Every state-changing action writes a row to audit_logs:

• Resource type and ID.
• Action (created, updated, deleted, executed, approved, auth.login, auth.login_failed, etc.).
• Actor (user email, agent name, or NULL for unauthenticated events such as failed logins).
• Tenant (nullable for system events).
• Timestamp (UTC, second precision).
• Detail JSON.
• IP address — captured from X-Forwarded-For only when the immediate TCP peer is in trusted (RFC1918 / loopback) space. Otherwise the actual peer is used. Pure header trust (the unconditional pre-hardening behaviour) is gone.

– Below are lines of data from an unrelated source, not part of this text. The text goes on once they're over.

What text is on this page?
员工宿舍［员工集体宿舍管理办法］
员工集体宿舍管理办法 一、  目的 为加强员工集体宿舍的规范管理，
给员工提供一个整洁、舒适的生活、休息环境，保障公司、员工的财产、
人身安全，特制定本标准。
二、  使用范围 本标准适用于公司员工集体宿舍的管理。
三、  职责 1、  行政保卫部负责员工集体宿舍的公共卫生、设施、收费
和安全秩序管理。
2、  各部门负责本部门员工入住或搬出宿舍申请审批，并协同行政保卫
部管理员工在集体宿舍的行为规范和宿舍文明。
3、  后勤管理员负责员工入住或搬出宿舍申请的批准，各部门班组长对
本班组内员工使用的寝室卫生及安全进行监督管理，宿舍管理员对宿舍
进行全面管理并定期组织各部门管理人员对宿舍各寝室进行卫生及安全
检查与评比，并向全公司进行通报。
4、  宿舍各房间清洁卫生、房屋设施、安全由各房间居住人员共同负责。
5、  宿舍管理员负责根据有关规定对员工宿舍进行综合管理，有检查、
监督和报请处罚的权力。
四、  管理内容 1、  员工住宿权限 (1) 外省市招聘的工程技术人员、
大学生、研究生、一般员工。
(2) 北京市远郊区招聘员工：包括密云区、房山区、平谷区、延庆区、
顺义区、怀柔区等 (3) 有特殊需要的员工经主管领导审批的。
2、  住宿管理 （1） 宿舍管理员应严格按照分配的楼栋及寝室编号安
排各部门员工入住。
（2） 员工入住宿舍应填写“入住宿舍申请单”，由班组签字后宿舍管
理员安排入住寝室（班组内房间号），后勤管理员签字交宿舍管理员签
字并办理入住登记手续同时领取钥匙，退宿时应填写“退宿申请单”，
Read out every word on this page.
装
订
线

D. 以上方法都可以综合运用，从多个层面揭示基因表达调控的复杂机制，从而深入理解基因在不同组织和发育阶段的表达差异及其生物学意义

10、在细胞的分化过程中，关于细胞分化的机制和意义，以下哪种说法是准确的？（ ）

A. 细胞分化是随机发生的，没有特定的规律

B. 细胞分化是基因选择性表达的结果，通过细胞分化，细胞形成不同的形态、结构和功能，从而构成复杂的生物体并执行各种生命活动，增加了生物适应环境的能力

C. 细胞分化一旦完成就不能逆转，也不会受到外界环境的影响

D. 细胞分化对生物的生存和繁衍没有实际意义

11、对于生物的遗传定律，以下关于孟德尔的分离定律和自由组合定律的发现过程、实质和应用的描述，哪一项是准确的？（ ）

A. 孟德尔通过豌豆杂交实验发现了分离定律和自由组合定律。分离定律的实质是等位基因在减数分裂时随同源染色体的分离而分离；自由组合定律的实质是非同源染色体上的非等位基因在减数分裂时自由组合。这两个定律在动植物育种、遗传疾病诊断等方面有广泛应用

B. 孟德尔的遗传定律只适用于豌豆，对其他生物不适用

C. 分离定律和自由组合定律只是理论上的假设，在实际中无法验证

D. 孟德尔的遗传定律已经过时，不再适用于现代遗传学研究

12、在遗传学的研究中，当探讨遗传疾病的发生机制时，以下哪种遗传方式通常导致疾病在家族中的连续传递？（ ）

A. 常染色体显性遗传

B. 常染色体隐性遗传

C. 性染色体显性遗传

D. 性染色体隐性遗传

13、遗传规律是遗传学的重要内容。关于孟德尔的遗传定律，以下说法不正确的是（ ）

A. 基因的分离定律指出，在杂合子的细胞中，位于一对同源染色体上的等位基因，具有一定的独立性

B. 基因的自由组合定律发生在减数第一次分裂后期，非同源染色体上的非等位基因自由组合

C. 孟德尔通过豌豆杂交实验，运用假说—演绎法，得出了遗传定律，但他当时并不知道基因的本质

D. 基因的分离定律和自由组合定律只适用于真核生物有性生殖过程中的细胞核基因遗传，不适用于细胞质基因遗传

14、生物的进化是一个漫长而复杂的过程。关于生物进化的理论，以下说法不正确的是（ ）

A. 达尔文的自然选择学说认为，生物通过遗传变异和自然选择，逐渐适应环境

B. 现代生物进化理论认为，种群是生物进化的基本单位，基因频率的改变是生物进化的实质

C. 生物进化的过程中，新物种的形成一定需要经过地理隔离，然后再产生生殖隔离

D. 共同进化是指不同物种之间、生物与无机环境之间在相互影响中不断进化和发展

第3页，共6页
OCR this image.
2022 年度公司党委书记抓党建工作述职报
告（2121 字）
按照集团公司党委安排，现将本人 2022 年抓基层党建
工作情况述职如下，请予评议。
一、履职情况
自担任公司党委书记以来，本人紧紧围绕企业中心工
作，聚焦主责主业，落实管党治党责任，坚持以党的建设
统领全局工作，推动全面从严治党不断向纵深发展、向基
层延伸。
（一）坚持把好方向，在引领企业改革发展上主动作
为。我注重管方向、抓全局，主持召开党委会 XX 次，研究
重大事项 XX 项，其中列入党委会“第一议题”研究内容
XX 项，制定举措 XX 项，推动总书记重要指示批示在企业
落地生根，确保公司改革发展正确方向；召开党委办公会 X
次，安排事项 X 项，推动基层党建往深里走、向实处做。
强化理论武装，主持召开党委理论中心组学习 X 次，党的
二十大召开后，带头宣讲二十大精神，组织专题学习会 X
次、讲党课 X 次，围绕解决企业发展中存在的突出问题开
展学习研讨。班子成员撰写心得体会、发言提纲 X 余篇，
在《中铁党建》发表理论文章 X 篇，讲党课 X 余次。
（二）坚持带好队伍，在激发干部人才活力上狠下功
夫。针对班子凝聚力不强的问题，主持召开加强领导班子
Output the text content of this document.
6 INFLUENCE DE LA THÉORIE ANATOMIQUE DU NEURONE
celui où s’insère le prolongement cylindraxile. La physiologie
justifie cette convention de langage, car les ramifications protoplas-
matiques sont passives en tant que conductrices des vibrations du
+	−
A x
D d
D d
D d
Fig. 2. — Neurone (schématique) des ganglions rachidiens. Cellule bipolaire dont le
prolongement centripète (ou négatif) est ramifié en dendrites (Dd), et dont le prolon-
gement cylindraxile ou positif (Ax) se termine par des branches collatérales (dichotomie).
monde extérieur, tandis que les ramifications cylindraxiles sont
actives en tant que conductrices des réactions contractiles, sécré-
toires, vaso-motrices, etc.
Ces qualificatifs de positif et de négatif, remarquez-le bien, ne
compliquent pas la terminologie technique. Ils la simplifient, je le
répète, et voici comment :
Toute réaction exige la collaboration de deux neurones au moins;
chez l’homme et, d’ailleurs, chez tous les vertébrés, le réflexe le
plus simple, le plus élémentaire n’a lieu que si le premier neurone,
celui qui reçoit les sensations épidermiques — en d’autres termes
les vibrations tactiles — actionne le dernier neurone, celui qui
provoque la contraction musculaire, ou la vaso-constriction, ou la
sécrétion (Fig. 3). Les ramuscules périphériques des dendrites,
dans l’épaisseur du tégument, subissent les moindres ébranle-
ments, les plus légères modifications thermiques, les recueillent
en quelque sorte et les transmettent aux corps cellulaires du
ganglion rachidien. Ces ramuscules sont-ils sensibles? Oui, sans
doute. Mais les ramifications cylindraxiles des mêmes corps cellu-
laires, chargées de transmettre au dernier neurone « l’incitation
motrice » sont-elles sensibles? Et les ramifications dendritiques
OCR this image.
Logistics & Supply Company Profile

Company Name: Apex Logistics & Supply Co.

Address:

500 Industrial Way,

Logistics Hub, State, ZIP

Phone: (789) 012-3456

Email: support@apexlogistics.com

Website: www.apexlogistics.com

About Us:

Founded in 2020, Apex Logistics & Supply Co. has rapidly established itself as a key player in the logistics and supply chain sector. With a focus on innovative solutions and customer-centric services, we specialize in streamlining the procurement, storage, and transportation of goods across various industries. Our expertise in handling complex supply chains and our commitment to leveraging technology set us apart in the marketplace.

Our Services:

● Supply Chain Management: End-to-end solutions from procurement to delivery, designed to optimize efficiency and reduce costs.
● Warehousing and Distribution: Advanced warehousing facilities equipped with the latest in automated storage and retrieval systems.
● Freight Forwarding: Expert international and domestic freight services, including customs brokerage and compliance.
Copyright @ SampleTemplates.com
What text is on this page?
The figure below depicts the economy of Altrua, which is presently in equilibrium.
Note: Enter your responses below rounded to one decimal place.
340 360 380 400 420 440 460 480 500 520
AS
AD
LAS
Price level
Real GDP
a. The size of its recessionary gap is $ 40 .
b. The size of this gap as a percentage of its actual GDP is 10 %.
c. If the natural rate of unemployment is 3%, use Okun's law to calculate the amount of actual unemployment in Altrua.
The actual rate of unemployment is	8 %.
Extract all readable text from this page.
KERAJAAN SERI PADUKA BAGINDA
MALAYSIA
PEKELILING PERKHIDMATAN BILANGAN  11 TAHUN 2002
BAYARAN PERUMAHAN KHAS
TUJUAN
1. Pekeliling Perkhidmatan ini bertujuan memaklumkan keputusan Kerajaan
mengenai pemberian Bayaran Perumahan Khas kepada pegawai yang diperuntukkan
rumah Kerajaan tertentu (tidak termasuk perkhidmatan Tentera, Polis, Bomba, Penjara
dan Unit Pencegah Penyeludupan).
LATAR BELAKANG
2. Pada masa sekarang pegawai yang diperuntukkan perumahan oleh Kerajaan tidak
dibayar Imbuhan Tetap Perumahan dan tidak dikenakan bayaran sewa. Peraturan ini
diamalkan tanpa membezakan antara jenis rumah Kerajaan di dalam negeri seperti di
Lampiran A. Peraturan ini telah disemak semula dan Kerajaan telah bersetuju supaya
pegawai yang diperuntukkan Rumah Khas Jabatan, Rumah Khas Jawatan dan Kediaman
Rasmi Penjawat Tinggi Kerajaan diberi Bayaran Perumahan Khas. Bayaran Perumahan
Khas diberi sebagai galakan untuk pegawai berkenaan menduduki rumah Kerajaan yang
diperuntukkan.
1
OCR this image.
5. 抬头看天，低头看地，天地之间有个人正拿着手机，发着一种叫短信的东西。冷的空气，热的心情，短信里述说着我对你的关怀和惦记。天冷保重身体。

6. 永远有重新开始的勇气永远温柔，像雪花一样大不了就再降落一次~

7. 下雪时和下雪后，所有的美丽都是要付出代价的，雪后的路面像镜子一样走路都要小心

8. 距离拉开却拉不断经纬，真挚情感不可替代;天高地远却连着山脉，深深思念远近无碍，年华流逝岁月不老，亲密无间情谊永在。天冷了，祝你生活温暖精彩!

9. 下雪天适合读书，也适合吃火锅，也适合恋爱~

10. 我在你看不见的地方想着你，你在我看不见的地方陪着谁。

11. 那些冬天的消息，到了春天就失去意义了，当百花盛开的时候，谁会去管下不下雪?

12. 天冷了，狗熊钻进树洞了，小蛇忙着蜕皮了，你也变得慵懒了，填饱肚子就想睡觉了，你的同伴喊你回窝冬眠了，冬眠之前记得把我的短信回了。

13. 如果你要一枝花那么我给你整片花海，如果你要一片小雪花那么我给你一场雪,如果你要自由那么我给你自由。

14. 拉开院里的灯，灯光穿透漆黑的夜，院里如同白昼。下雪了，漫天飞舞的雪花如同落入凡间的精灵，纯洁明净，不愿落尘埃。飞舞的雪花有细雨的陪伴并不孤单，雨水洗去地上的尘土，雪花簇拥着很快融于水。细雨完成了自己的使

The table is append-only; the application never updates or deletes rows. Read access is tenant-scoped.

Phoenix tracing

Phoenix (Arize) ingests every LLM prompt and response for debugging and observability. Because that data is sensitive, the Phoenix container is on the internal Docker network only — it has no public Caddy route. Operator access is via SSH tunnel:

ssh -L 6006:phoenix:6006 alberto@<host>
# then open http://localhost:6006

CORS

The API uses CORSMiddleware with explicit origins. The production compose file passes https://${DOMAIN} as the default; multiple origins can be supplied as a comma-separated list via OREMEDY_CORS_ORIGINS. * is rejected when OREMEDY_ENV=production because wildcard origins paired with credentialed cookies form a known XSS amplifier.

Threat model recap

What is mitigated:

• Tenant admin compromise injecting cross-tenant playbook paths.
• DB tampering injecting daemon shell commands.
• LLM prompt injection escalating to RCE on the API container or managed servers.
• XSS exfiltrating session tokens.
• Cross-tenant leakage on real-time channels.
• Credential stuffing on /auth/login.
• Webhook spam and unauthenticated alert injection.
• SSRF from custom HTTP tools to internal services.
• TLS bypass on remote LLM providers.

What is not mitigated by this layer (out of scope, requires the infrastructure underneath):

• Compromise of the host running the API process.
• Compromise of the deployed OREMEDY_SECRET_KEY or OREMEDY_ENCRYPTION_KEY.
• Compromise of the underlying PostgreSQL / Redis / SeaweedFS.
• Network-level attacks against Caddy.

These are deployment-layer concerns and require the same standard hardening as any other production service (private networking, disk-level encryption, OS hardening, runtime EDR, etc.).